Un segundo mandato con guion propio

El Trump que ha vuelto en 2025 ya no improvisa. Su regreso no se limita a una revancha política: es la ejecución de un plan mucho más ambicioso, ideado por think tanks conservadores como la Heritage Foundation bajo el nombre de “Project 2025”. El objetivo es claro: concentrar el poder ejecutivo al máximo y rediseñar el aparato federal para que responda directamente al presidente.

La primera señal de esta estrategia ha sido la reactivación del controvertido Schedule F, una medida que permite reclasificar miles de empleos públicos como cargos de confianza. Esto le ha dado vía libre para despedir a funcionarios considerados «desleales» y sustituirlos por perfiles ideológicamente afines, debilitando así la independencia de agencias clave como el FBI, el Departamento de Justicia o la SEC.

Esta ofensiva va acompañada de una narrativa que presenta al presidente como víctima de una “burocracia profunda” y de una justicia politizada. Trump ya ha sugerido que podría ignorar decisiones judiciales que limiten sus políticas, y el reciente fallo del Tribunal Supremo que restringe el poder de los jueces federales para bloquear decisiones ejecutivas le ha allanado aún más el camino.

De agitador a ejecutor

Si algo distingue esta segunda presidencia de la primera es que ahora Trump no busca solo agitar el sistema, sino redibujarlo a su imagen. Su liderazgo ha evolucionado desde el populismo emocional hacia una forma de autoritarismo competitivo: mantiene las formas democráticas, pero erosiona sistemáticamente los contrapesos que limitan su poder.

 

¿Y ahora qué?

Estados Unidos se enfrenta a un dilema que va más allá de una presidencia controvertida. La cuestión central no es ya qué hace Trump, sino qué límites reales tiene el poder presidencial en el sistema político estadounidense. Y si esos límites desaparecen, ¿qué impide que futuros mandatarios —de cualquier signo ideológico— sigan el mismo camino?
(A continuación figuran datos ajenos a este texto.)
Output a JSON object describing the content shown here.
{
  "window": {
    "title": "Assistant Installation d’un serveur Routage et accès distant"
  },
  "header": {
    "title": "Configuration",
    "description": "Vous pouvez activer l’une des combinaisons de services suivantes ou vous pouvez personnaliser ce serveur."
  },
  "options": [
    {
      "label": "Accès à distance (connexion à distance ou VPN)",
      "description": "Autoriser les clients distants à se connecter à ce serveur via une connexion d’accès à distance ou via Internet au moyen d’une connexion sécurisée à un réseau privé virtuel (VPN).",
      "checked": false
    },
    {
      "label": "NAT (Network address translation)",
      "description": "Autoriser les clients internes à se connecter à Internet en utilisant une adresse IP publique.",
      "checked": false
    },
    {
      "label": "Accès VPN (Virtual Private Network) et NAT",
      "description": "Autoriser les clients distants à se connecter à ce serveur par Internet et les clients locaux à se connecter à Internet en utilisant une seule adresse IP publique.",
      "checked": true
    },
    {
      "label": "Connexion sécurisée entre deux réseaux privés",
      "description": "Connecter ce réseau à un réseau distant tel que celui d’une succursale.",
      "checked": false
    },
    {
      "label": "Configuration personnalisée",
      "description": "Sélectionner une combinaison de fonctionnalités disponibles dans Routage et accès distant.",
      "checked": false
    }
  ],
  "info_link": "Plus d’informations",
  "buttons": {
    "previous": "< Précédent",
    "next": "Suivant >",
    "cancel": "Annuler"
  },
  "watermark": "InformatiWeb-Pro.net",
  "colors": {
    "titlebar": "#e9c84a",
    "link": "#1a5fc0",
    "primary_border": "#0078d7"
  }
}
No debemos olvidar que EE.UU. es la primera potencia mundial, lo que implica que es al mismo tiempo la primera potencia económica (marca, de hecho, el ciclo económico global), la primera potencia militar (es el único país con capacidad de proyectar sus fuerzas armadas en un conflicto de alta intensidad en cualquier parte del mundo) y la primera potencia cultural (entendido esto como la capacidad de difundir sus formas de vida y gobierno a escala mundial).

La transformación del liderazgo de Donald Trump, de empresario provocador a presidente con aspiraciones de control absoluto, no es solo un fenómeno político: es un espejo para todas las democracias que creen que sus instituciones son inquebrantables. Porque el mayor riesgo no está en las rupturas visibles, sino en los cambios silenciosos que, poco a poco, reescriben las reglas del juego.